Jako pierwsza wicemiss pojedziesz na prestiżowy konkurs Miss Universe. Jak się z tym czujesz?

Reprezentuje Litwę już dużo lat na turnejach tanecznych najwyższego szczebla, w pewnym więc stopniu jest mi to znane. Bez wątpienia to ogromna odpowiedzialność. Muszę dużo zrobić, muszę się doskonalić i zrobię to. Myślę jednak, że uświadomienie sobie rozmiarów tego konkursu jest jeszcze przede mną. Mam jeszcze trochę czasu.

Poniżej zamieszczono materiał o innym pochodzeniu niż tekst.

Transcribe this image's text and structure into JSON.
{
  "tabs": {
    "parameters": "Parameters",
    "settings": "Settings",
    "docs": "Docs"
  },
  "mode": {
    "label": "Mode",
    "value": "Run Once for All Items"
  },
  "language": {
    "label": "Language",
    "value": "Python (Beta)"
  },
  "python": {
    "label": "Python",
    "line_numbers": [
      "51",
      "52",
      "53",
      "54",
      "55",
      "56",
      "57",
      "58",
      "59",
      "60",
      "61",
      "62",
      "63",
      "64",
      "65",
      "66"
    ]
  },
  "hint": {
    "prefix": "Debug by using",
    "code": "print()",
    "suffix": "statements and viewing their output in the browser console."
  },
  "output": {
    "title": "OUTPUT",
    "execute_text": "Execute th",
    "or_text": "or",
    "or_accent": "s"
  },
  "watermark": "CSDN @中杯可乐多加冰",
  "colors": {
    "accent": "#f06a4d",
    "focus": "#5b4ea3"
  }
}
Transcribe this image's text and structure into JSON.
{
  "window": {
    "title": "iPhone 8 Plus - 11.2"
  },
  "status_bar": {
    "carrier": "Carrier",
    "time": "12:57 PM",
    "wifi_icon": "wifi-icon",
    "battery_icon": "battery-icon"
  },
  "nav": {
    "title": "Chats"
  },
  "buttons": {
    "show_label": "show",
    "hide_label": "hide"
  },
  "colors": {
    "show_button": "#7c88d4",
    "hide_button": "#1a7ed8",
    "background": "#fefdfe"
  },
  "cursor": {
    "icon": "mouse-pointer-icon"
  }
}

Ale już się przygotowujesz?

Korzystając z możliwości,  zwracam się do wszystkich osób, które mają możliwość udzielenia pomocy finansowej Polce, reprezentującej Litwę, aby się odezwały

Mam podpisaną umowę. Na danym etapie szykowanie się polega na tym, że muszę szukać sponsorów, którzy pomogą, aby wyjazd na konkurs Miss Universe stał się możliwy. Korzystając z możliwości zwracam się do wszystkich osób, które mają możliwość udzielenia pomocy finansowej Polce, reprezentującej Litwę, aby się odezwały, będę bardzo i bardzo wdzięczna! Reprezentowanie swojego kraju to ogromna odpowiedzialność. Musze zrobić to najlepiej, jak tylko potrafię, postaram sie jak najbardziej. Według prognoz konkurs ten będzie oglądało około 1 miliarda widzów. Pomoc naprawdę potrzebna!

Jak wyobrażasz sobie swoje życie za kilka lat?

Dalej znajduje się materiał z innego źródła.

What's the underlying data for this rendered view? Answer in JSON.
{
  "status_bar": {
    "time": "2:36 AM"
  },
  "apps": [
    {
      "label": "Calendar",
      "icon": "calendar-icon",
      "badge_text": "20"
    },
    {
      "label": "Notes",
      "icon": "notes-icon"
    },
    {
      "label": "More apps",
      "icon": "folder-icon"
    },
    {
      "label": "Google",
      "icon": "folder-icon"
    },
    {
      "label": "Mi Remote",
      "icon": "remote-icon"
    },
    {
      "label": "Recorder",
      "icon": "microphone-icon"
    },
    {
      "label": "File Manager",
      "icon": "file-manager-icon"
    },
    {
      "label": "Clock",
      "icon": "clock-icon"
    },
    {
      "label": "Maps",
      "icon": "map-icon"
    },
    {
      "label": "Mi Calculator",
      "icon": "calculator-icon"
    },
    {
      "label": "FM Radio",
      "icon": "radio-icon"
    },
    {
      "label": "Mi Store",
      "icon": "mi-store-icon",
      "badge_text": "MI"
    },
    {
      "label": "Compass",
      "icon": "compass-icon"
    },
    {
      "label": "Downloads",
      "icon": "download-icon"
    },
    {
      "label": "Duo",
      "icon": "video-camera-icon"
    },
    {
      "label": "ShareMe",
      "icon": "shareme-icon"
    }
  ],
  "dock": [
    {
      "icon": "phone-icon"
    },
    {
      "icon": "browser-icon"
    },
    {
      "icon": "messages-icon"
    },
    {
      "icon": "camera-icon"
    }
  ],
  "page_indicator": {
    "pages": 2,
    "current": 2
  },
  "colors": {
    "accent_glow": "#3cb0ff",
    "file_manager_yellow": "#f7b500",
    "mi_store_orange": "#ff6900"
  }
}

Moje życie codzienne jest całkowicie związane z tańcem. Trenuję każdego dnia, muszę pracować, pracować i jeszcze raz pracować, inaczej nic nie osiągnę. Przez ostatnie dwa lata nauki w gimnazjum musiałam po zajęciach jechać do Kowna na treningi taneczne i z powrotem do Wilna, do domu. Mój partner Tomek pochodzi z Kowna, także nasza trener, mistrzyni świata i Europy Edita Daniūtė, mieszka tutaj. Teraz jest mi lżej, ponieważ studiuję na uwersytecie w Kownie, ale bardzo tęsknę za domem, za rodzicami, za bratem.Swoją przyszłość wiążę z tańcem. Chcę w przyszłości założyć swój klub taneczny, chcę uczyć innych tańca. Będę miała pracę – hobby, to jest naprawdę piękne!